Cosmogenic Al-26 was first applied in studies of the Moon and meteorites. Meteorite fragments, after departure from their parent bodies, are exposed to intense cosmic-ray bombardment during their travel through space, causing substantial Al-26 production. After falling to Earth, atmospheric shielding protects the meteorite fragments from further Al-26 production, and its decay can then be used to determine the meteorite's terrestrial age. Meteorite research has also shown that Al-26 was relatively abundant at the time of formation of our planetary system. Possibly, the energy released by the decay of Al-26 was responsible for the remelting and differentiation of some asteroids after their formation 4.6 billion years ago.
Aluminium is one of the few abundant elements that appears to have no beneficial function in living cells, but a few percent of people are allergic to it — they experience contact dermatitis from any form of it: an itchy rash from using styptic or antiperspirant products, digestive disorders and inability to absorb nutrients from eating food cooked in aluminium pans, and vomiting and other symptoms of poisoning from ingesting such products as Kaopectate® (anti-diarrhea product), Amphojel®, and Maalox® (antacids). In other persons, aluminium is not considered as toxic as heavy metals, but there is evidence of some toxicity if it is consumed in excessive amounts, although the use of aluminium cookware, popular because of its corrosion resistance and good heat conduction, has not been shown to lead to aluminium toxicity in general. Excessive consumption of antacids containing aluminium compounds and excessive use of aluminium-containing antiperspirants are more likely causes of toxicity. It has been suggested that aluminium may be linked to Alzheimer's disease, although that research has recently been refuted.
Care must be taken to prevent aluminium from coming into contact with certain chemicals that can cause it to rust or decay quickly. For example, just a small amount of mercury applied to the surface of a piece of aluminium can break up the normal aluminium oxide barrier usually present. Within a few hours, even a heavy structural beam can be significantly weakened. For this reason, mercury thermometers are not allowed on many airliners, as aluminium is a common structural component in aircraft.
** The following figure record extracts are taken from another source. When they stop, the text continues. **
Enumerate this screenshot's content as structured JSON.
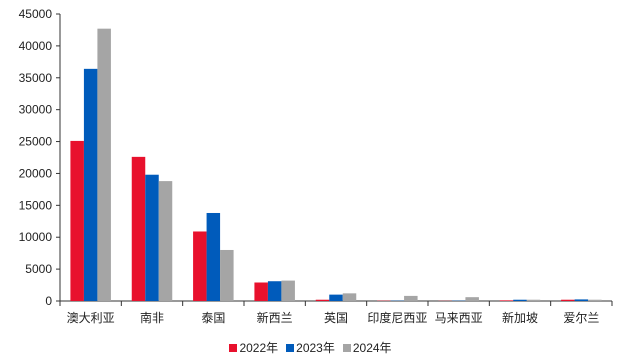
{
  "chart_data": {
    "type": "bar",
    "title": "",
    "xlabel": "",
    "ylabel": "",
    "categories": [
      "澳大利亚",
      "南非",
      "泰国",
      "新西兰",
      "英国",
      "印度尼西亚",
      "马来西亚",
      "新加坡",
      "爱尔兰"
    ],
    "series": [
      {
        "name": "2022年",
        "color": "#e8112d",
        "values": [
          25100,
          22600,
          10900,
          2900,
          200,
          50,
          30,
          100,
          200
        ]
      },
      {
        "name": "2023年",
        "color": "#005bbb",
        "values": [
          36400,
          19800,
          13800,
          3100,
          1000,
          50,
          50,
          200,
          250
        ]
      },
      {
        "name": "2024年",
        "color": "#a5a5a5",
        "values": [
          42700,
          18800,
          8000,
          3200,
          1200,
          800,
          600,
          200,
          200
        ]
      }
    ],
    "ylim": [
      0,
      45000
    ],
    "yticks": [
      "0",
      "5000",
      "10000",
      "15000",
      "20000",
      "25000",
      "30000",
      "35000",
      "40000",
      "45000"
    ],
    "grid": false,
    "legend_position": "bottom"
  }
}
The official IUPAC spelling of the element is aluminium; however, Americans and Canadians generally spell and pronounce it aluminum. Charles Martin Hall, who patented the electrolytic process, misspelled its name on an advertising flyer; due to the explosive popularity of the metal after he developed a more efficient process, most Americans adopted the new spelling. This change was accepted in America, but questioned in Britain because it did not conform to the -ium suffix precedent set by potassium, sodium, magnesium, calcium, and strontium, other newly discovered elements of the period. Thus, the aluminium spelling became the most common in Britain. The United States continued to use aluminum although the official name used in both the United States and Britain in the field of chemistry remained aluminium. In 1926 the American Chemical Society decided officially to use aluminum in its publications.
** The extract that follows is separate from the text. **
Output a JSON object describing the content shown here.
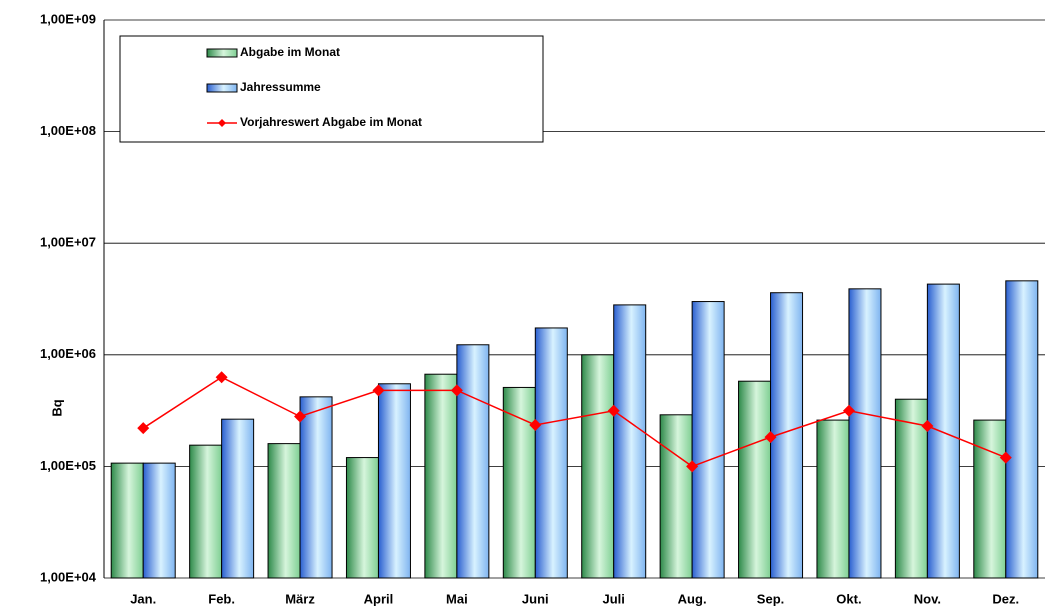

In 1990 the IUPAC adopted aluminium as the standard international name for the element. Aluminium is also the name used in French, Dutch, German, Danish, Norwegian, and Swedish; Italian uses alluminio, Portuguese alumínio and Spanish aluminio. (The use of these words in these other languages is one of the reasons IUPAC chose aluminium over aluminum.) In 1993, IUPAC recognized aluminum as an acceptable variant, but still prefers the use of aluminium.